China Metallurgical Group Corporation (MCC), a powerhouse engineering and construction company and at one time the largest investor in China’s low-income housing program, now wants to get out of this once burgeoning business to escape mounting debt. 

On Nov. 30, 2012, the land parcel called Number Two Xiaguan, Binjiang was sold at auction for 5.62 billion yuan (US$917.6 million). The only bidder was Nanjing Old Riverside Construction Investment Company, a subsidiary of MCC. The same company bought the adjacent two parcels called Number One Binjiang and Number Three Binjiang in 2010. The total area of the three pieces of land is over 245 acres. Insiders estimated that the total investment was over 20 billion yuan (US$3.27 billion). 

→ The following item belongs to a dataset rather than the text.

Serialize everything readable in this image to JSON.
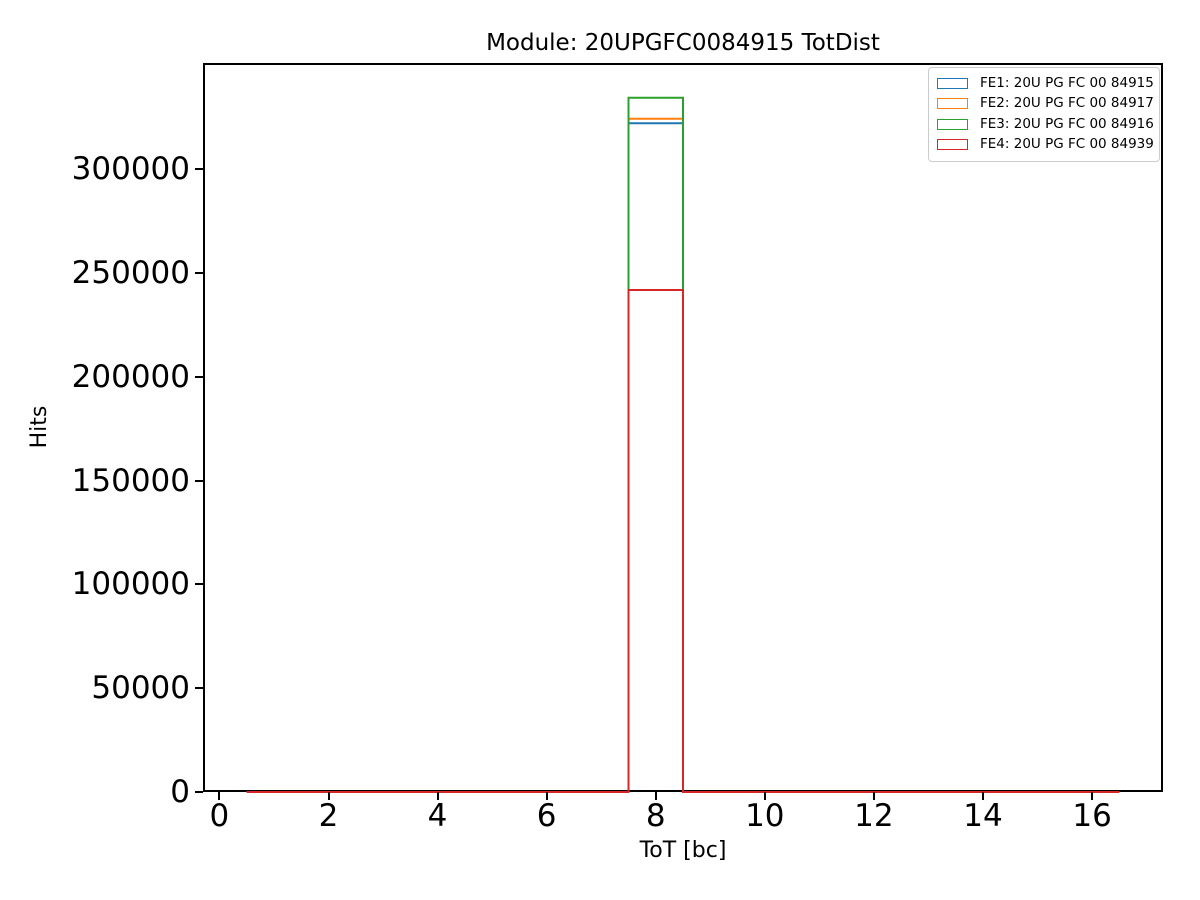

Officials explained that the auction was held in 2010 to promote urbanization in Binjiang. Subsequently, regulations were created to deny land rights to outside parties. Now, industry analysts believe the new regulations were due to MCC’s serious investment losses. 

China Investment Securities conducted research showing that MCC’s other engineering and construction businesses were struggling, but the success of the apartment projects for low-income families had lured the company into making the risky investment.

MCC developed a method of collaboration among government, business, and financing institutions, in which the government leads the demolition and relocation, followed by business investment in the housing projects, and then the financial institutions supply the additional funding needed for the projects. As a central-level enterprise, MCC’s financial strength and borrowing power were highly valued by the local government.

The local government relied on land sales for revenue to repurchase the finished apartment complexes from MCC, or to reassign capital paid in advance by MCC. But the government couldn’t t keep up with the rapid project completions, resulting in nonpayment on the loans. 
A former employee of MCC told the Economic Observer that the local government could not repurchase the finished apartments because of its ever-changing regulations and reduction of real estate tax revenue.

In January 2013, the company released a financial report showing a 7.2 billion yuan (US$1.176 billion) loss in 2012. Six months later, in a semiannual financial report ending June 30, 2013, MCC’s net long-term accounts receivable was 31.016 billion yuan (US$5.066 billion), an increase of 32.02 percent over the amount ending in 2012. The loss equals over 30 percent of the company’s non-liquid assets. 

The report relies on the housing contract’s accounts receivable terms for advance funding for more than a year. Since a large amount of debt could not be collected, MCC had to extend its debt repayment period while its financial costs surged up. 

The Economic Observer reported that in July, Liu Fuming, the CEO of MCC Real Estate Group Co., Ltd. said the company decided last year to ditch the low-income apartment projects. Although 5.5 billion yuan (US$900 million) has been collected, there is still a large amount of money invested in those projects and no further payments in sight.